Deut 34:7 “And Moses was a hundred and twenty years old when he died: his eye was not dim, nor his natural force abated.”
I would be a purist if I learn biblical theology – that there is a program to ensure the health and posterity of the chosen Hebraic race living in the land given by God – part of the plan to herald the coming of the Jesus and His Kingdom. And Jesus, having come and died, His program now is for his redeemed people me to set our eyes on the Lord, Whose kingdom relationships, values and goals are eternal.

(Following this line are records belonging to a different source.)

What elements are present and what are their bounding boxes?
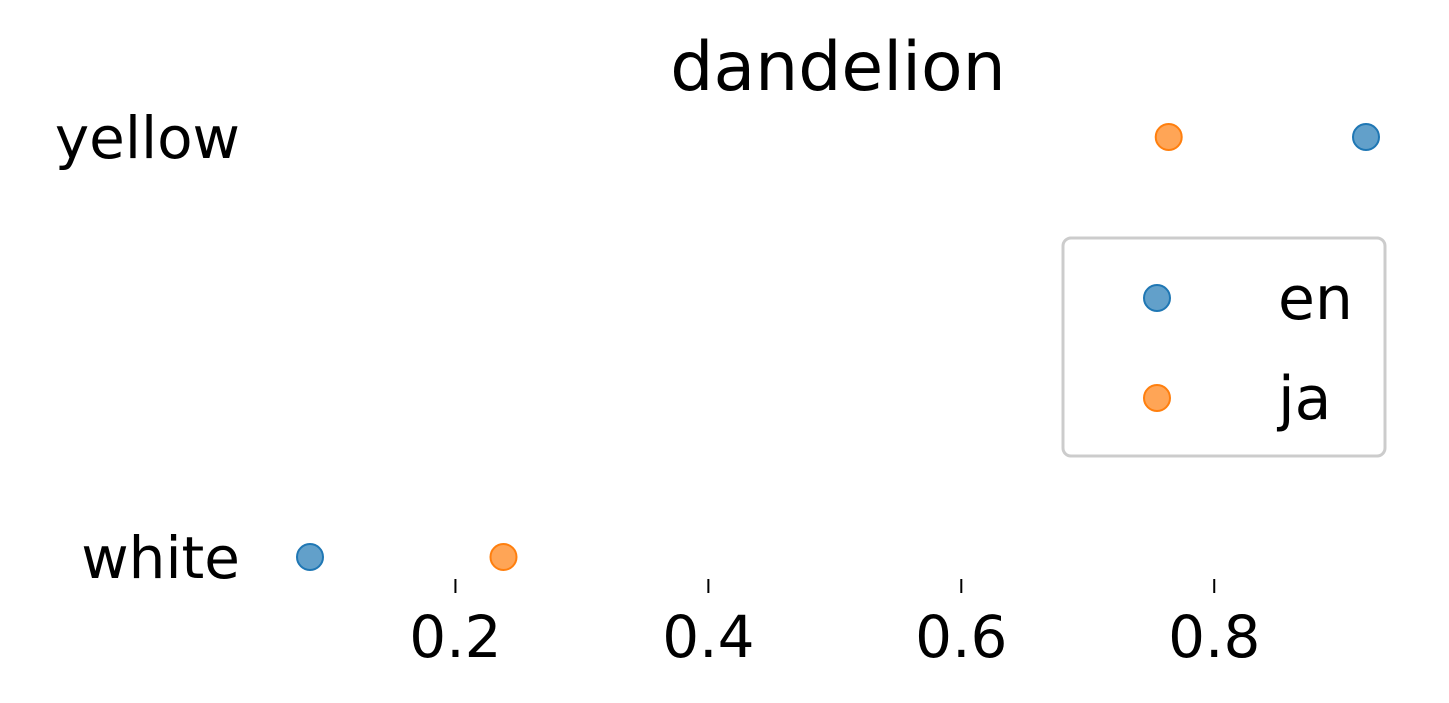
legend-label-en: en [1278, 264, 1353, 334]
legend-marker-en [1143, 284, 1171, 312]
legend-marker-ja [1143, 384, 1171, 412]
point-ja-yellow [1154, 123, 1183, 151]
x-tick-label: 0.4 [662, 603, 754, 671]
point-ja-white [489, 543, 518, 571]
data-points [296, 123, 1380, 571]
point-en-white [296, 543, 324, 571]
legend: en ja [1061, 236, 1387, 458]
x-tick-label: 0.8 [1168, 603, 1260, 671]
chart-title: dandelion [670, 28, 1005, 107]
legend-label-ja: ja [1276, 364, 1331, 434]
category-label-yellow: yellow [55, 104, 240, 172]
x-axis-ticks: 0.2 0.4 0.6 0.8 [409, 579, 1260, 671]
x-tick-label: 0.6 [915, 603, 1007, 671]
x-tick-label: 0.2 [409, 603, 501, 671]
category-label-white: white [81, 524, 240, 592]
category-labels: yellow white [55, 104, 240, 592]
point-en-yellow [1352, 123, 1380, 151]
legend-items: en ja [1143, 264, 1353, 434]
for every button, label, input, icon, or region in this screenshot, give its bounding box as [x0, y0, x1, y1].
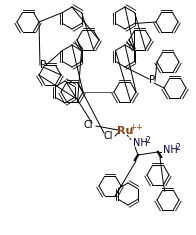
Text: Cl: Cl — [83, 120, 93, 130]
Text: Cl: Cl — [103, 131, 113, 141]
Text: NH: NH — [133, 138, 148, 148]
Text: P: P — [149, 75, 155, 85]
Text: 2: 2 — [176, 143, 181, 152]
Text: P: P — [40, 60, 46, 70]
Text: Ru: Ru — [117, 126, 133, 136]
Text: 2: 2 — [146, 136, 151, 145]
Text: NH: NH — [163, 145, 178, 155]
Text: ++: ++ — [129, 122, 143, 132]
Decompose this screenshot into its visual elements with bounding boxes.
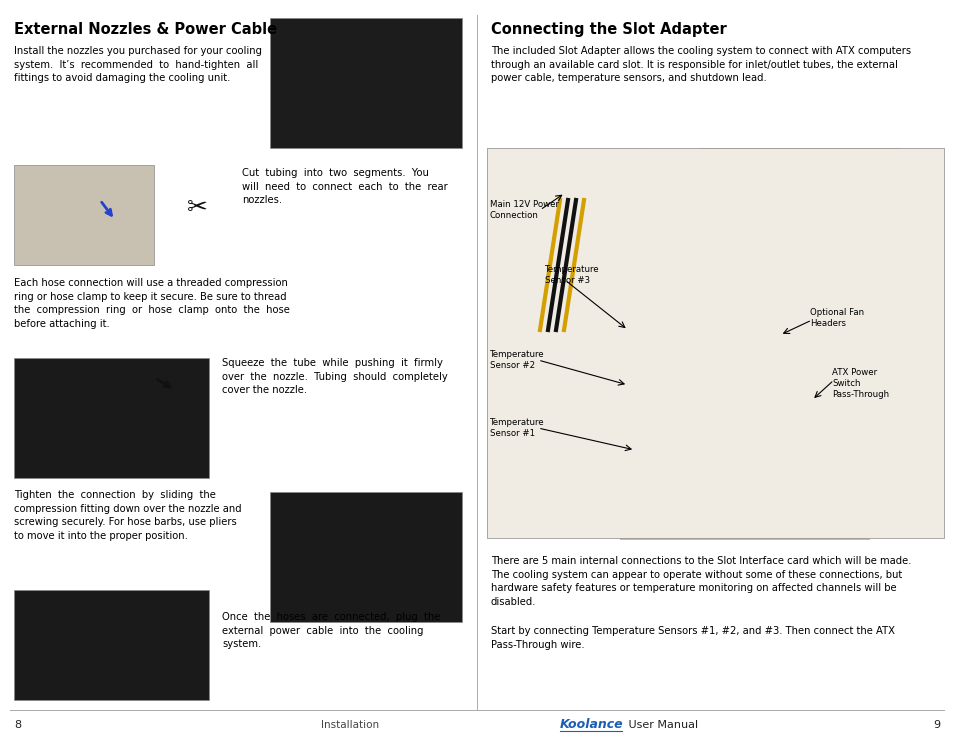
Text: ✂: ✂ (186, 196, 208, 220)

I would be a pragmatist desiring health and posterity, and be no different from other Asians going to shrines and temples to pray and hope for a good life in this temporal world, in this land.
(Not long ago, my daughter pressed me to expend my limited resources to renovate a resale flat still in good condition – to live well, to be comfortable. I resisted, saying a tourist would just stay in a hotel and then go home. He would not renovate his hotel room! Oops – an extreme example, but hopefully to affirm and self-fulfil the practice of my faith)
So am I a purist, or a pragmatist? I want to be a pilgrim, for God’s Word declares that I am a alien, a stranger, a sojourner in this land – longing to be with the Lord.